The Hollywood Special Effects Show is interesting but ultimately fails to match up to its intended audience
If you’ve been to the cinema this year, chances are you saw a film that contained special effects. Almost every modern film features some form of special effects (SFX), whether its make-up prosthetics or CGI graphics. No surprise then that the team behind THE HOLLYWOOD SPECIAL EFFECTS SHOW decided to bring the glitz, glamour and gore of Hollywood to the stage.
THE HOLLYWOOD SPECIAL EFFECTS SHOW is an interactive and explosive family show that takes you behind the scenes of creating movie magic. The 110-minute show reveals the science and secrets of movie special effects, providing an interesting insight into some of the most spectacular scenes ever filmed in Hollywood.

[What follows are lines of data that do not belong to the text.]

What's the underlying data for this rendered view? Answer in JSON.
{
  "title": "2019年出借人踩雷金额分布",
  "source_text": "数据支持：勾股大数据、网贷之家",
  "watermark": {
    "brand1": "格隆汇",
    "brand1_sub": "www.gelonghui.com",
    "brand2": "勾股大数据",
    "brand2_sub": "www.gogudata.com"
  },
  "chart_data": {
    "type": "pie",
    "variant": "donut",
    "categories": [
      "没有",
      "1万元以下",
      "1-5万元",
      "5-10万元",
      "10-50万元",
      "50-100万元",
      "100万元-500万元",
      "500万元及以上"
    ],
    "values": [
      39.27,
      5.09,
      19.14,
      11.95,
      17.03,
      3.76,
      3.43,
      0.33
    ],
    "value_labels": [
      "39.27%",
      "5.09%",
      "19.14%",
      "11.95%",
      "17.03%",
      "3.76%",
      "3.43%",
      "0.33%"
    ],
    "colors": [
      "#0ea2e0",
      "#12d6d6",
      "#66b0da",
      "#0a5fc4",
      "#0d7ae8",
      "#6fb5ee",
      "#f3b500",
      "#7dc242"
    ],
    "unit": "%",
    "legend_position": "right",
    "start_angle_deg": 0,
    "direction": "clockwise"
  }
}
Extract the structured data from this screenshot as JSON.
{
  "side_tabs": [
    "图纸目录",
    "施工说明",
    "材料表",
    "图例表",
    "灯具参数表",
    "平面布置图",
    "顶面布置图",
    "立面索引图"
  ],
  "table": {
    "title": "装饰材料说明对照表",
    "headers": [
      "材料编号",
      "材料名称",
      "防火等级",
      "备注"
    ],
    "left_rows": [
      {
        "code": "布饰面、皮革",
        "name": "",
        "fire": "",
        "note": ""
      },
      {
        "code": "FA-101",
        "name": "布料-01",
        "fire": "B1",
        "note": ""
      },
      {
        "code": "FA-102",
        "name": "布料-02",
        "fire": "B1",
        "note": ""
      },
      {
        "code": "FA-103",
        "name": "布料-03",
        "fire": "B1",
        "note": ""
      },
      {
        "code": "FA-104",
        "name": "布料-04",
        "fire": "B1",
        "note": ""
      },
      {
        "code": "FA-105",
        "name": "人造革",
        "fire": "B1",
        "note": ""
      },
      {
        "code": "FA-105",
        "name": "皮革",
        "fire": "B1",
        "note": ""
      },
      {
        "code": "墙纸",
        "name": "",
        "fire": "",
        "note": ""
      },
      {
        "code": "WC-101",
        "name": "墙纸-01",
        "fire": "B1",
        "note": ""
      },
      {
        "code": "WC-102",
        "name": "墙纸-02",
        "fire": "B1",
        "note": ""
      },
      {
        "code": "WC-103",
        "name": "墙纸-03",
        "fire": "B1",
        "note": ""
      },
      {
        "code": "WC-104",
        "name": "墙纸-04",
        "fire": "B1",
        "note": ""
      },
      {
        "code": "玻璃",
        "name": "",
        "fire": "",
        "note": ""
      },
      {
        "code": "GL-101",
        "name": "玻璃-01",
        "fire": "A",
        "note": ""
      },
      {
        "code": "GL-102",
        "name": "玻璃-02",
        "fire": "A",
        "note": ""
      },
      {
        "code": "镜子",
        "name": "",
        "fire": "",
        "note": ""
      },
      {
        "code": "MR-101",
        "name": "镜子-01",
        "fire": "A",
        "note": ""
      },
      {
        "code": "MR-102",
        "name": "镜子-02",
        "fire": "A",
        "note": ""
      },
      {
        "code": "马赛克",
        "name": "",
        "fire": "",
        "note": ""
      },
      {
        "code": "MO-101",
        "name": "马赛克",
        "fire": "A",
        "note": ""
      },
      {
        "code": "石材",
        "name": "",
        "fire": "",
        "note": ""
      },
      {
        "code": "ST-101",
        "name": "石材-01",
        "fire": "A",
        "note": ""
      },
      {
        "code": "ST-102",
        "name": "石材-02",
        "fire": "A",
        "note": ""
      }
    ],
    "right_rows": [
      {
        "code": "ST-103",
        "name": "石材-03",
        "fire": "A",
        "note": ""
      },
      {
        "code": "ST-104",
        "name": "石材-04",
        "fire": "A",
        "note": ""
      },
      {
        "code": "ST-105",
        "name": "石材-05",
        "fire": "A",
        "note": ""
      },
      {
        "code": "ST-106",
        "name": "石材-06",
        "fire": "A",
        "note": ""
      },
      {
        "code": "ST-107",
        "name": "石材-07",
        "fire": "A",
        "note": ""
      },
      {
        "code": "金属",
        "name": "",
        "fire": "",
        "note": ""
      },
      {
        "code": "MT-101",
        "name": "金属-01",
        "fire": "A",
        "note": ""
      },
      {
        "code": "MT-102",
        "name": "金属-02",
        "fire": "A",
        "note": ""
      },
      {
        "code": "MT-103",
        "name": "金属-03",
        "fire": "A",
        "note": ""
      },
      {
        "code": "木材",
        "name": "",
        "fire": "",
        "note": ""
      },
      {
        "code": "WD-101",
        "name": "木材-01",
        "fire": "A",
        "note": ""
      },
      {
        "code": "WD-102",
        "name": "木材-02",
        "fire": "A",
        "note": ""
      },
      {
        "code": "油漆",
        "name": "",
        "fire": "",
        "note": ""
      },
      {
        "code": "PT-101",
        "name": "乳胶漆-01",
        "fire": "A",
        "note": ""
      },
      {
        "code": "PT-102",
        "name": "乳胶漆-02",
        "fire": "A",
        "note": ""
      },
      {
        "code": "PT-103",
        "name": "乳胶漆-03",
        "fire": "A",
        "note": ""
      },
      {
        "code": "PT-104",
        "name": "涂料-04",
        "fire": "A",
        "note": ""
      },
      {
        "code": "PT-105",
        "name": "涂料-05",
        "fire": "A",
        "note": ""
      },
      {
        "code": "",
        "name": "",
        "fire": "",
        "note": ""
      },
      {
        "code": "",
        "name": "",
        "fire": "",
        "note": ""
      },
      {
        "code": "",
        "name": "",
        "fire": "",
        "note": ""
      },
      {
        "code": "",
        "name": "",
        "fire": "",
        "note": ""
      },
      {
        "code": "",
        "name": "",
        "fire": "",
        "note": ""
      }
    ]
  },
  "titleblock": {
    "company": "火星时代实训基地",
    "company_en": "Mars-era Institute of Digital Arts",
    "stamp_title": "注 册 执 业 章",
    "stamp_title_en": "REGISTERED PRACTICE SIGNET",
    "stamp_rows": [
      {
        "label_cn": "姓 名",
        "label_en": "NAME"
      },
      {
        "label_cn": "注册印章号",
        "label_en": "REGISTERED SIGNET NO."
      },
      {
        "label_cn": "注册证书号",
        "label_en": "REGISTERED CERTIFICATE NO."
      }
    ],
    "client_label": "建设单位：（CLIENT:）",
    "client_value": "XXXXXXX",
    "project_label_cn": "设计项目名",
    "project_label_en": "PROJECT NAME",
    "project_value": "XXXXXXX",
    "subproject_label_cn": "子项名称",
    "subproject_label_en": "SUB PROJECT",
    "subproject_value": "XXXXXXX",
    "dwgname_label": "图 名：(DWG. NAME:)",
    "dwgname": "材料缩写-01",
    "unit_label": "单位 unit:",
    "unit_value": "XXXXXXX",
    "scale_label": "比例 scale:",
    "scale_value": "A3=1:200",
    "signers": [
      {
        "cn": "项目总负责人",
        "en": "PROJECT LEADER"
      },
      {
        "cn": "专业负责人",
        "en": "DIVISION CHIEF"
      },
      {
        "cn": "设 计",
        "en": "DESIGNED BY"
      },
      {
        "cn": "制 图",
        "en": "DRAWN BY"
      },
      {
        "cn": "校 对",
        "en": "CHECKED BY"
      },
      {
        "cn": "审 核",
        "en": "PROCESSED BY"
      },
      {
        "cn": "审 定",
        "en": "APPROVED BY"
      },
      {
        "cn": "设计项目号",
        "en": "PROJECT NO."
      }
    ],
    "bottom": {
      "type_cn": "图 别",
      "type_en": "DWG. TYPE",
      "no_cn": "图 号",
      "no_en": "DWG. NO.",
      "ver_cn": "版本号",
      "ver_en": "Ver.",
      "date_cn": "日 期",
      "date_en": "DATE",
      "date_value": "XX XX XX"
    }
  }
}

The fast-paced show is split into short 10-minute sections. Stunt effects like fight sequences, fireball explosions and sound effects are demonstrated live on stage as a team of three professionals – Sonia, Richard and Duncan – attempt to break down the science behind them into bite-size snippets. The visual demonstrations are interesting, fun and entertaining although a couple of stunts fall flat including a gun shooting sequence in which the pyrotechnics failed to go off. A short but impressive sequence involving an animatronic dinosaur stands out as one of the highlights, along with a daft but entertaining sketch demonstrating the use of sound effects.
While the idea behind THE HOLLYWOOD SPECIAL EFFECTS SHOW is certainly interesting, the pitch ultimately fails to match up to its intended audience. Billed as a family show for children aged 6 and over, the presenters deliver the content in a juvenile way but some sections are very adult in their content. For example, a section on horror films opens with a rather disturbing scene in which an axe-wielding murderer storms onto stage, scaring almost all of the younger children in the audience, as well as a few of the adults. The presenters then continue to talk about films and TV shows like Psycho (1960), 28 Days Later (2002) and Game of Thrones which are intended for audiences aged 18+ and are therefore completely irrelevant to the younger children.
That said, there are plenty of interesting movie facts and clips to keep the audience engaged and the show lives up to its promise of interaction, with four different members of the audience pulled up on stage throughout the show to assist with the stunts. The explosive finale with its elaborate pyrotechnic display and large air cannon also impresses, resulting in most of the audience leaving with a smile on their face.
If the issues with the pitch and delivery are ironed out, THE HOLLYWOOD SPECIAL EFFECTS SHOW has the potential to be something really special.